It's Not a Rape...
#11
Banned
Joined APC: Jun 2008
Posts: 8,350
Would a merged AA/U require 600 regional aircraft and 6000 feeder pilots as the current approximate numbers stand between U feeders and Eagle/AE Connection ?
I strongly doubt it, so IF this merger occures, I'd expect a 3-5 year transition period bringing that down by perhaps to about 400 aircraft and 4000 pilots. Who has a chair when the music stops would be the question. On the Eagle side, about 253 senior pilots have AA seniority and theoretically another 824 have hiring rights, but the 824 might not survive the merger. It would appear that E-190 and above would be flown by mainline and perhaps E-175 and below by the feeders, with the majority of those 400 either CRJ-700's or E-170's with about 65-seats mixed-class. Add some Q400's perhaps and a minority percentage in the 76-seat E-175/CRJ-900 class and that would seem a ball park plan.
One of the MAJOR issues for the APA was scope and small narrowbody jets and the mainline jobs they eliminate, along with both job security and advancement potential, so one would assume the APA was satisfied with what was agreed to. I've heard the "88-seat" jet number/mainline ratio, but 88-seats would seem to be the E-190 class. Have to wait to see specifics on this in the near future. AMR on the other hand, wants a blank check on RJ's and code-sharing that would effectively wipe AA down to half size and plunge a stake thru the careers of the junior half. 4000 pilots most of whom are 14 year F/O's at AA at that point have nothing to lose and so nowhere to go but up with Parker. Pointless discussing pay, pension and work rules when you're already dead.
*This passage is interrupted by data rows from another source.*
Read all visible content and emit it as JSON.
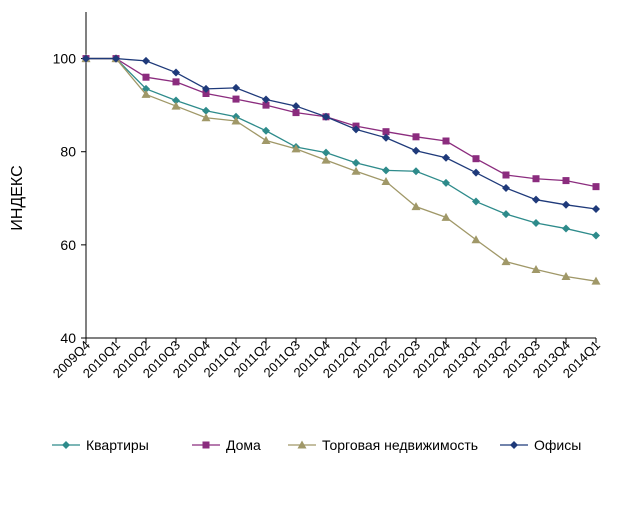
{
  "chart_data": {
    "type": "line",
    "title": "",
    "xlabel": "",
    "ylabel": "ИНДЕКС",
    "ylim": [
      40,
      110
    ],
    "yticks": [
      40,
      60,
      80,
      100
    ],
    "grid": false,
    "legend_position": "bottom",
    "categories": [
      "2009Q4",
      "2010Q1",
      "2010Q2",
      "2010Q3",
      "2010Q4",
      "2011Q1",
      "2011Q2",
      "2011Q3",
      "2011Q4",
      "2012Q1",
      "2012Q2",
      "2012Q3",
      "2012Q4",
      "2013Q1",
      "2013Q2",
      "2013Q3",
      "2013Q4",
      "2014Q1"
    ],
    "series": [
      {
        "name": "Квартиры",
        "color": "#2E8B8B",
        "marker": "diamond",
        "values": [
          100,
          100,
          93.5,
          91,
          88.8,
          87.5,
          84.5,
          81,
          79.8,
          77.6,
          76,
          75.8,
          73.3,
          69.3,
          66.6,
          64.7,
          63.5,
          62
        ]
      },
      {
        "name": "Дома",
        "color": "#8B2C7E",
        "marker": "square",
        "values": [
          100,
          100,
          96,
          95,
          92.5,
          91.3,
          90,
          88.4,
          87.5,
          85.5,
          84.3,
          83.2,
          82.3,
          78.5,
          75,
          74.2,
          73.8,
          72.5
        ]
      },
      {
        "name": "Торговая недвижимость",
        "color": "#A09868",
        "marker": "triangle",
        "values": [
          100,
          100,
          92.3,
          89.8,
          87.3,
          86.6,
          82.4,
          80.6,
          78.2,
          75.8,
          73.6,
          68.2,
          65.9,
          61.1,
          56.4,
          54.7,
          53.2,
          52.2
        ]
      },
      {
        "name": "Офисы",
        "color": "#1F3A7A",
        "marker": "diamond",
        "values": [
          100,
          100,
          99.5,
          97,
          93.5,
          93.7,
          91.2,
          89.8,
          87.5,
          84.8,
          83,
          80.2,
          78.7,
          75.5,
          72.2,
          69.7,
          68.6,
          67.7
        ]
      }
    ]
  }
}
Eagle pilots would be better off with AMR as they would morph into a split carrier operation using their two operating certificates flying 250 or more E-175's/190's feeding a half sized AA and the other half using their other certificate as a new start-up code-share ostensibly getting the A319's siphoned off to them. HUGE bucks for the executives if they could make that work with all the stock potential, but AA pilots would sooner burn the house down on their way out the door at that point. The worst part, is that it's the extra concessions by AA pilots that would likely fund much of the new orders for OTHER pilot groups to fly and executives to ca$h in on. Initially, AA stated it needed $800 million from the pilots which blossomed to 1.25 billion and now apparently is at 1.5 billion or almost DOUBLE the initial demand that supposedly competent executives determined they needed to be competitive. There's been NO negotiations as per C11/1113 requirements by AMR, so the result was obvious.
They'll probably up their pilot concession requirments again after the US Airways defection. Soon AA pilots will be getting a bill twice a month, instead of a paycheck. Personally, I can't get to the door fast enough for the next Phoenix flight.